While this answer does not tell what is wrong with your approach, it presents a simpler way to render skyboxes.
Traditional way (textured cube)
A straightforward way for creating skyboxes is to render a textured cube centered to the camera position. Each face of the cube consists of two triangles and a 2D texture (or part of an atlas). Due to texture coordinates each face requires own vertices. This approach has problems in the seams of adjacent faces, where the texture values are not interpolated properly.
CubemapCube with cubemap texture
Like in the traditional way, a textured cube is rendered around the camera. Instead of using six 2D textures, a single cubemap texture is used. Because the camera is centered inside the cube, the vertex coordinates map one to one with the cubemap sampling vectors. Thus texture coordinates are not needed for the mesh data and the vertices can be shared between faces by using index buffer.
This approach also fixes the problem of seams when GL_TEXTURE_CUBE_MAP_SEAMLESS is enabled.
Simpler (better) way
When rendering a cube and the camera lies inside it, whole viewport gets filled. Up to five faces of the skybox can be partially visible at any time. The triangles of cube faces are projected and clipped to the viewport and cubemap sampling vectors are interpolated between the vertices. This work is unnecessary.
It's possible to fill a single quad filling the whole viewport and calculate the cubemap sampling vectors in the corners. Since the cubemap sampling vectors match the vertex coordinates, they can be calculated by unprojecting the viewport coordinates to the world space. This is the opposite of projecting world coordinates to the viewport and can be achieved by inverting the matrices. Also make sure you either disable z-buffer write or write a value that is far enough.

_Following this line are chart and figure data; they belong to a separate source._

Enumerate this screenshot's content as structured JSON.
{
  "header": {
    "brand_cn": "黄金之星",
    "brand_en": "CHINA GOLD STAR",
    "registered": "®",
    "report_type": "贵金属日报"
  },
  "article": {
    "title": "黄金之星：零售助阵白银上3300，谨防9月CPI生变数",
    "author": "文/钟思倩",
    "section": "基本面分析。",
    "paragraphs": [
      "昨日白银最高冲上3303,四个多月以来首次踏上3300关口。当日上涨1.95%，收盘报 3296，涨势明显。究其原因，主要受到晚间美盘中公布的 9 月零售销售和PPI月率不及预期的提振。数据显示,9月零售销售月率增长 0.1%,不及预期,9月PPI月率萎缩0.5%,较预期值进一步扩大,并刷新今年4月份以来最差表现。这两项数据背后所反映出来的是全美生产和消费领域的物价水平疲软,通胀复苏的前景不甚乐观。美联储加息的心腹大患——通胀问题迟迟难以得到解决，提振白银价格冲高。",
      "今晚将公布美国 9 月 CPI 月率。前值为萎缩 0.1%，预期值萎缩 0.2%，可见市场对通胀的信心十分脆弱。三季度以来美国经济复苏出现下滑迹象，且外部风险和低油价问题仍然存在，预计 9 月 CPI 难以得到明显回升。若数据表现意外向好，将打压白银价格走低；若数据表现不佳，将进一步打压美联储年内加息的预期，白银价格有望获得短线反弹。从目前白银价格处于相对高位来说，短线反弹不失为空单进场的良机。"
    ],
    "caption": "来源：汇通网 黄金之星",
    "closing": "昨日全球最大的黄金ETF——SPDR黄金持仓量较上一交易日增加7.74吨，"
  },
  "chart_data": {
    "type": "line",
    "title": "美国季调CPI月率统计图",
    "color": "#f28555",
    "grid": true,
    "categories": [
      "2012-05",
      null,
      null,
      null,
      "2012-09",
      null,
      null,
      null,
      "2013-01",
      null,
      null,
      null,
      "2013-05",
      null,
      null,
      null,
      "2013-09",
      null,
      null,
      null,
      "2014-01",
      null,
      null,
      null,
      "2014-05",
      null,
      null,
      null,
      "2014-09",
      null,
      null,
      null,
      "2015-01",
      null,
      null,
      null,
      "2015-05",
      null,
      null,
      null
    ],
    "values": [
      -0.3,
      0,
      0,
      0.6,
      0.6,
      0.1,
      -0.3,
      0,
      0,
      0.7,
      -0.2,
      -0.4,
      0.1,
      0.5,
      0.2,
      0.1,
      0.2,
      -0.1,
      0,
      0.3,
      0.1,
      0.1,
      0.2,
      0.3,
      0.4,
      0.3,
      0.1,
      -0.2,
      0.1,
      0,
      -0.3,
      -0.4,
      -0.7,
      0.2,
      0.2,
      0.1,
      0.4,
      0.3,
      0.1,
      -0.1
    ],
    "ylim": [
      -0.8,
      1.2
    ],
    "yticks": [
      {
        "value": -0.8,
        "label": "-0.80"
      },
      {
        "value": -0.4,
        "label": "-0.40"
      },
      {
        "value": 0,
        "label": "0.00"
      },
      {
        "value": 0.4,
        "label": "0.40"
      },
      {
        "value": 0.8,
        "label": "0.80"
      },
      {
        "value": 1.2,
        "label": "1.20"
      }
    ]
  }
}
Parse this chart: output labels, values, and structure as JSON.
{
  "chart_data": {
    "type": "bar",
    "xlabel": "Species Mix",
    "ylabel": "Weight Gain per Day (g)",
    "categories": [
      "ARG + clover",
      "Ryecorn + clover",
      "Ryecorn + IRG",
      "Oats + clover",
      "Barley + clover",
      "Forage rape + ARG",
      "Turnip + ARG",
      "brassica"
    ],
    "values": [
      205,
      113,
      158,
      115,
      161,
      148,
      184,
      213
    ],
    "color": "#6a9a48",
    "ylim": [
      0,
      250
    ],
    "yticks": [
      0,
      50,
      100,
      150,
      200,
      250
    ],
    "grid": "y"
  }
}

Below is the vertex shader that accomplishes this:
#version 330
uniform mat4 uProjectionMatrix;
uniform mat4 uWorldToCameraMatrix;
in vec4 aPosition;
smooth out vec3 eyeDirection;
void main() {
mat4 inverseProjection = inverse(uProjectionMatrix);
mat3 inverseModelview = transpose(mat3(uWorldToCameraMatrix));
vec3 unprojected = (inverseProjection * aPosition).xyz;
eyeDirection = inverseModelview * unprojected;
gl_Position = aPosition;
}
aPosition is the vertex coordinates {-1,-1; 1,-1; 1,1; -1,1}{-1,-1; 1,-1; 1,1; -1,1}. The shader calculates eyeDirection with the inverse of model-view-projection matrix. However the inversion is split for projection and world-to-camera matrices. This is because only the 3x3 part of the camera matrix should be used to eliminate the position of the camera. This aligns the camera to the center of the skybox. In addition as my camera doesn't have any scaling or shearing, the inversion can be simplified to transposiontransposition. The inversion of the projection matrix is a costly operation and could be precalculated, but as this code is executed by the vertex shader typically just four times per frame, it's usually a non-issue.
The fragment shader simply performs a texture lookup using eyeDirection vector:
#version 330
uniform samplerCube uTexture;
smooth in vec3 eyeDirection;
out vec4 fragmentColor;
void main() {
fragmentColor = texture(uTexture, eyeDirection);
}
Note that to get rid of the compatibility mode you need to replace textureCube with just texture and specify the output variable yourself.